Wednesday, May 28, 2014

Kazan Cathedral, St. Petersburg, Russia

I felt sanctity in this church. I enjoyed the long line of worshippers waiting  to kiss the icon of the Mother and Child.  I liked the quiet ones standing prayerfully before other icons.   I believe that the more a church becomes a place of tourism, state functions and ‘spiritual consumerism’, the less it expresses a special wavelength of "worship”.  It’s never extinguished but the ‘noise’ makes it that much harder to hear the ‘wee small voice’.

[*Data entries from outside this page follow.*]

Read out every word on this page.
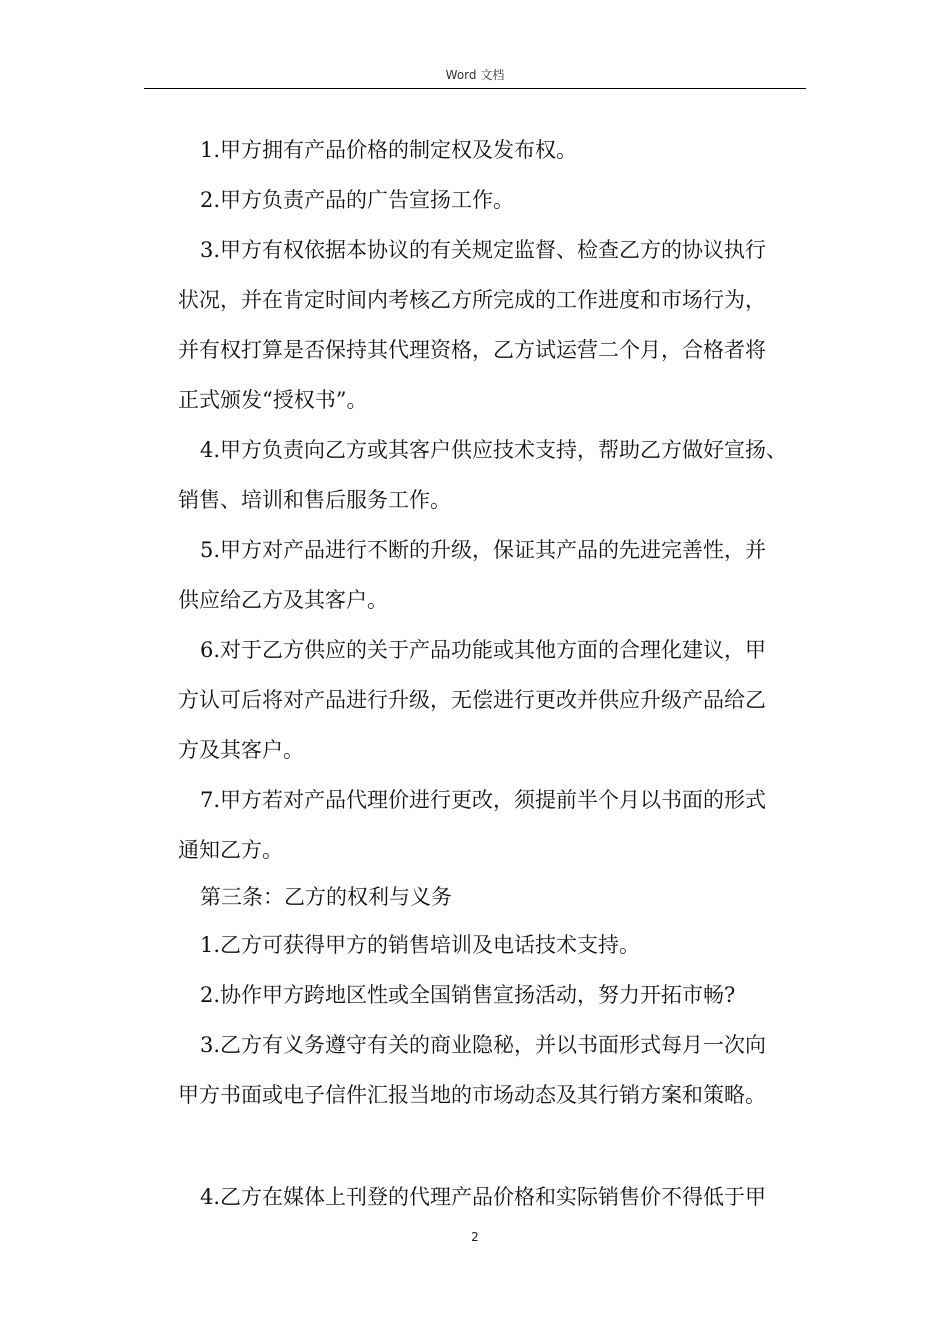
Word 文档
1.甲方拥有产品价格的制定权及发布权。
2.甲方负责产品的广告宣扬工作。
3.甲方有权依据本协议的有关规定监督、检查乙方的协议执行
状况，并在肯定时间内考核乙方所完成的工作进度和市场行为，
并有权打算是否保持其代理资格，乙方试运营二个月，合格者将
正式颁发“授权书”。
4.甲方负责向乙方或其客户供应技术支持，帮助乙方做好宣扬、
销售、培训和售后服务工作。
5.甲方对产品进行不断的升级，保证其产品的先进完善性，并
供应给乙方及其客户。
6.对于乙方供应的关于产品功能或其他方面的合理化建议，甲
方认可后将对产品进行升级，无偿进行更改并供应升级产品给乙
方及其客户。
7.甲方若对产品代理价进行更改，须提前半个月以书面的形式
通知乙方。
第三条：乙方的权利与义务
1.乙方可获得甲方的销售培训及电话技术支持。
2.协作甲方跨地区性或全国销售宣扬活动，努力开拓市畅?
3.乙方有义务遵守有关的商业隐秘，并以书面形式每月一次向
甲方书面或电子信件汇报当地的市场动态及其行销方案和策略。
4.乙方在媒体上刊登的代理产品价格和实际销售价不得低于甲
2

Worship is a celebration of the highest whereas  consumerism is of this world. Each has it’s place. There is merit even for the church.  But I’d rather there were times, as at a swimming pool, for ‘water polo events' or those who just like visit swimmings pools just to 'look',   and those who ‘love to swim’ and those who really like to 'dive into the deep end.' 
This feeling or intuition I so enjoy experiencing in churches is like a celestial spiritual sound my own soul seems tuned to. Naturally I feel the same elsewhere such as  at beautiful places in nature, especially near dawn.    At such times I experience a sense of awe.  

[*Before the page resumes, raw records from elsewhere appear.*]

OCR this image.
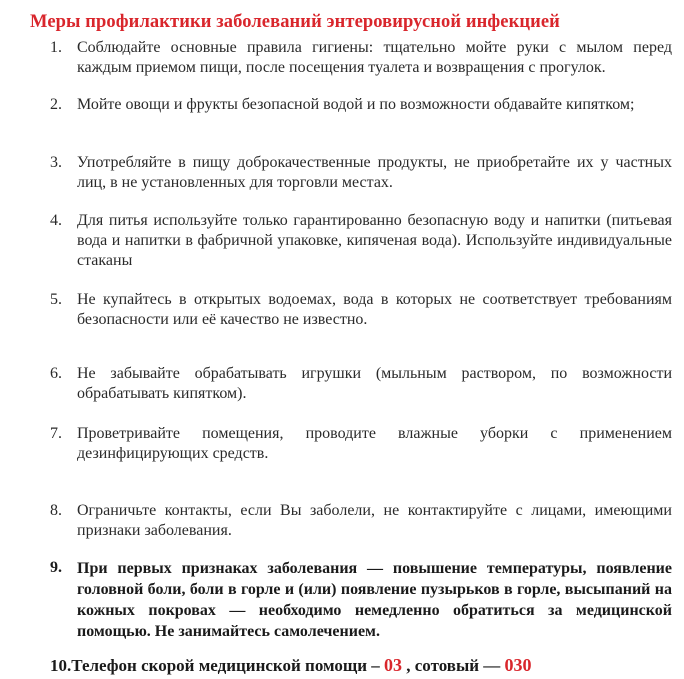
Меры профилактики заболеваний энтеровирусной инфекцией
1. Соблюдайте основные правила гигиены: тщательно мойте руки с мылом перед каждым приемом пищи, после посещения туалета и возвращения с прогулок.
2. Мойте овощи и фрукты безопасной водой и по возможности обдавайте кипятком;
3. Употребляйте в пищу доброкачественные продукты, не приобретайте их у частных лиц, в не установленных для торговли местах.
4. Для питья используйте только гарантированно безопасную воду и напитки (питьевая вода и напитки в фабричной упаковке, кипяченая вода). Используйте индивидуальные стаканы
5. Не купайтесь в открытых водоемах, вода в которых не соответствует требованиям безопасности или её качество не известно.
6. Не забывайте обрабатывать игрушки (мыльным раствором, по возможности обрабатывать кипятком).
7. Проветривайте помещения, проводите влажные уборки с применением дезинфицирующих средств.
8. Ограничьте контакты, если Вы заболели, не контактируйте с лицами, имеющими признаки заболевания.
9. При первых признаках заболевания — повышение температуры, появление головной боли, боли в горле и (или) появление пузырьков в горле, высыпаний на кожных покровах — необходимо немедленно обратиться за медицинской помощью. Не занимайтесь самолечением.
10.Телефон скорой медицинской помощи – 03 , сотовый — 030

To those who don't experience this I expect it must be a bit like missing a colour in the spectrum.  Unless or until they experience it they don’t really know they’re missing that particular colour of blue. God knows, there’s so much I miss and only learn later.     To me this is all important though.  I liken it to the appreciation a pianist  for their fingers or for the ability to hear the sounds in a symphony.   

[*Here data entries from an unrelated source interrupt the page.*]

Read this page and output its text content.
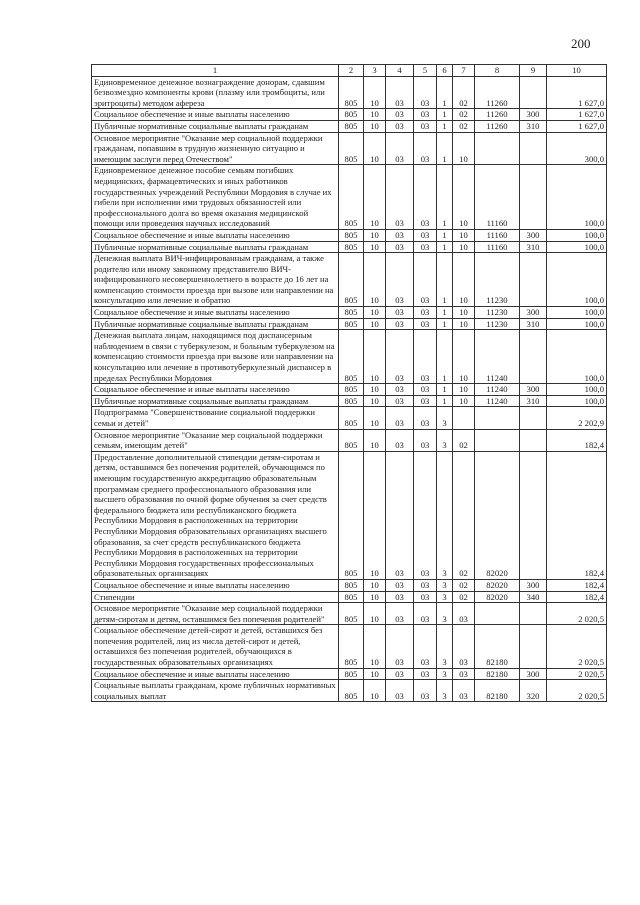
200
1	2	3	4	5	6	7	8	9	10
Единовременное денежное вознаграждение донорам, сдавшим безвозмездно компоненты крови (плазму или тромбоциты, или эритроциты) методом афереза	805	10	03	03	1	02	11260		1 627,0
Социальное обеспечение и иные выплаты населению	805	10	03	03	1	02	11260	300	1 627,0
Публичные нормативные социальные выплаты гражданам	805	10	03	03	1	02	11260	310	1 627,0
Основное мероприятие "Оказание мер социальной поддержки гражданам, попавшим в трудную жизненную ситуацию и имеющим заслуги перед Отечеством"	805	10	03	03	1	10			300,0
Единовременное денежное пособие семьям погибших медицинских, фармацевтических и иных работников государственных учреждений Республики Мордовия в случае их гибели при исполнении ими трудовых обязанностей или профессионального долга во время оказания медицинской помощи или проведения научных исследований	805	10	03	03	1	10	11160		100,0
Социальное обеспечение и иные выплаты населению	805	10	03	03	1	10	11160	300	100,0
Публичные нормативные социальные выплаты гражданам	805	10	03	03	1	10	11160	310	100,0
Денежная выплата ВИЧ-инфицированным гражданам, а также родителю или иному законному представителю ВИЧ-инфицированного несовершеннолетнего в возрасте до 16 лет на компенсацию стоимости проезда при вызове или направлении на консультацию или лечение и обратно	805	10	03	03	1	10	11230		100,0
Социальное обеспечение и иные выплаты населению	805	10	03	03	1	10	11230	300	100,0
Публичные нормативные социальные выплаты гражданам	805	10	03	03	1	10	11230	310	100,0
Денежная выплата лицам, находящимся под диспансерным наблюдением в связи с туберкулезом, и больным туберкулезом на компенсацию стоимости проезда при вызове или направлении на консультацию или лечение в противотуберкулезный диспансер в пределах Республики Мордовия	805	10	03	03	1	10	11240		100,0
Социальное обеспечение и иные выплаты населению	805	10	03	03	1	10	11240	300	100,0
Публичные нормативные социальные выплаты гражданам	805	10	03	03	1	10	11240	310	100,0
Подпрограмма "Совершенствование социальной поддержки семьи и детей"	805	10	03	03	3				2 202,9
Основное мероприятие "Оказание мер социальной поддержки семьям, имеющим детей"	805	10	03	03	3	02			182,4
Предоставление дополнительной стипендии детям-сиротам и детям, оставшимся без попечения родителей, обучающимся по имеющим государственную аккредитацию образовательным программам среднего профессионального образования или высшего образования по очной форме обучения за счет средств федерального бюджета или республиканского бюджета Республики Мордовия в расположенных на территории Республики Мордовия образовательных организациях высшего образования, за счет средств республиканского бюджета Республики Мордовия в расположенных на территории Республики Мордовия государственных профессиональных образовательных организациях	805	10	03	03	3	02	82020		182,4
Социальное обеспечение и иные выплаты населению	805	10	03	03	3	02	82020	300	182,4
Стипендии	805	10	03	03	3	02	82020	340	182,4
Основное мероприятие "Оказание мер социальной поддержки детям-сиротам и детям, оставшимся без попечения родителей"	805	10	03	03	3	03			2 020,5
Социальное обеспечение детей-сирот и детей, оставшихся без попечения родителей, лиц из числа детей-сирот и детей, оставшихся без попечения родителей, обучающихся в государственных образовательных организациях	805	10	03	03	3	03	82180		2 020,5
Социальное обеспечение и иные выплаты населению	805	10	03	03	3	03	82180	300	2 020,5
Социальные выплаты гражданам, кроме публичных нормативных социальных выплат	805	10	03	03	3	03	82180	320	2 020,5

Whether I experience this at different times in different churches may just be the product of the group dynamic.  Perhaps there's some collective prayer or worship experience that leads to the 'quantum leap of faith'.  If there are too many people focussed more on the 'gold' than the 'jewels' , it doesn't happen. 
I’d like to think that millions over the hundreds of years worshipping at shrines on the holy ground where they are consecrated pick up some special ‘vibe’ of the human hearts yearning.  I like churches. I feel just visiting churches is good, like drinking cool mountain spring water.
I buy candles and burn them. Mostly I  pray for my parents. I don’t really tend to ‘ancestor worship’ but so often in the quiet and reverence , my thoughts wander to mom and dad, now dead. More and more I find myself wanting to be the man they believed I could be. Often that thought only comes as I light the candle.   I’ve been reciting Psalm 23 more of late too.